Il promenait de tous côtés le châle de cachemire blanc d’Amélia, et s’était arrêté devant l’estrade des musiciens pendant que mistress Salmon exécutait la bataille de Borodine, cantate guerrière, composée contre l’aventurier corse, qui venait d’éprouver dernièrement des revers contre les Russes. M. Dobbin essaya de fredonner, en s’éloignant, l’air qu’Amélia Sedley avait chanté dans l’escalier en venant se mettre à table. Il se mit à rire de lui-même, car, en vérité, il chantait bien comme un hibou.

Il est bien entendu que nos jeunes gens, ainsi divisés deux par deux, se firent les plus solennelles promesses de rester ensemble toute la soirée ; mais, au bout de dix minutes, ils se trouvaient déjà séparés. Les sociétés se perdent au Vauxhall, mais c’est pour se retrouver au souper, pour se raconter leurs aventures depuis le moment où elles se sont quittées.

Quelles furent les aventures de M. Osborne et de miss Amélia ? Cela est un secret. Mais soyez assurés qu’ils furent parfaitement heureux et irréprochables dans leur conduite, et, comme ils avaient eu de nombreuses occasions de se voir depuis quinze ans, leur tête-à-tête n’offrait rien de bien particulier ni de bien nouveau.

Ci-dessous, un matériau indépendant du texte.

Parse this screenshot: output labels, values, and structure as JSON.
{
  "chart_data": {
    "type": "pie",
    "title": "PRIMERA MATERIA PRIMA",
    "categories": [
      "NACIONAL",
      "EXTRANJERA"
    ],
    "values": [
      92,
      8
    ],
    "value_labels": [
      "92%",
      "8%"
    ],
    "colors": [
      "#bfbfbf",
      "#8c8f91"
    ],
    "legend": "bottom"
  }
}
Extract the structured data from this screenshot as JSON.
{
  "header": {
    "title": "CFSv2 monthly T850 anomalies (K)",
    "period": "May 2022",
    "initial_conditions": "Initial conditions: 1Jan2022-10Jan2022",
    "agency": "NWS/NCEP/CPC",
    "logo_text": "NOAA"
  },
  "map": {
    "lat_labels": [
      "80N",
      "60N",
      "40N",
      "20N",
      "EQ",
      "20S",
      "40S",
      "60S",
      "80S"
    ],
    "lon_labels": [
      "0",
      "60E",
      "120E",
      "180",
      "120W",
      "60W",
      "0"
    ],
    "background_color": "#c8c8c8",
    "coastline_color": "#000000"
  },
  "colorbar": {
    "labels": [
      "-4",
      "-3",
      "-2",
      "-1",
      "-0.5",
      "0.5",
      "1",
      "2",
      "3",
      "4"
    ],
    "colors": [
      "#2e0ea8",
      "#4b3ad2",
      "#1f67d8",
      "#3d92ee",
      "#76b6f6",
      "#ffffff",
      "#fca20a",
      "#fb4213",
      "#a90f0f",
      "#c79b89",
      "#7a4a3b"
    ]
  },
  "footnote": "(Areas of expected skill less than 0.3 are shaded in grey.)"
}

Mais quand Rebecca et son vaillant cavalier se furent perdus dans une promenade solitaire où ils ne rencontrèrent guère plus d’une soixantaine de couples errant de la même façon, ils sentirent tous deux combien leur position devenait délicate et critique, et miss Sharp pensa que c’était maintenant ou jamais le moment de provoquer cette déclaration qui venait expirer sur les lèvres timides de M. Sedley.

Ils avaient d’abord été au panorama de Moscou, où un gros lourdaud avait écrasé le pied de miss Sharp ; elle en était presque tombée à la renverse, en poussant un cri de douleur, dans les bras de M. Sedley. Ce petit accident avait accru la tendresse et la confiance de notre héros à un tel point qu’il lui avait raconté plusieurs de ses histoires indiennes redites pour la sixième fois.

« J’aimerais à voir l’Inde, dit Rebecca.

– Vraiment ? » dit Joseph de l’accent le plus tendre.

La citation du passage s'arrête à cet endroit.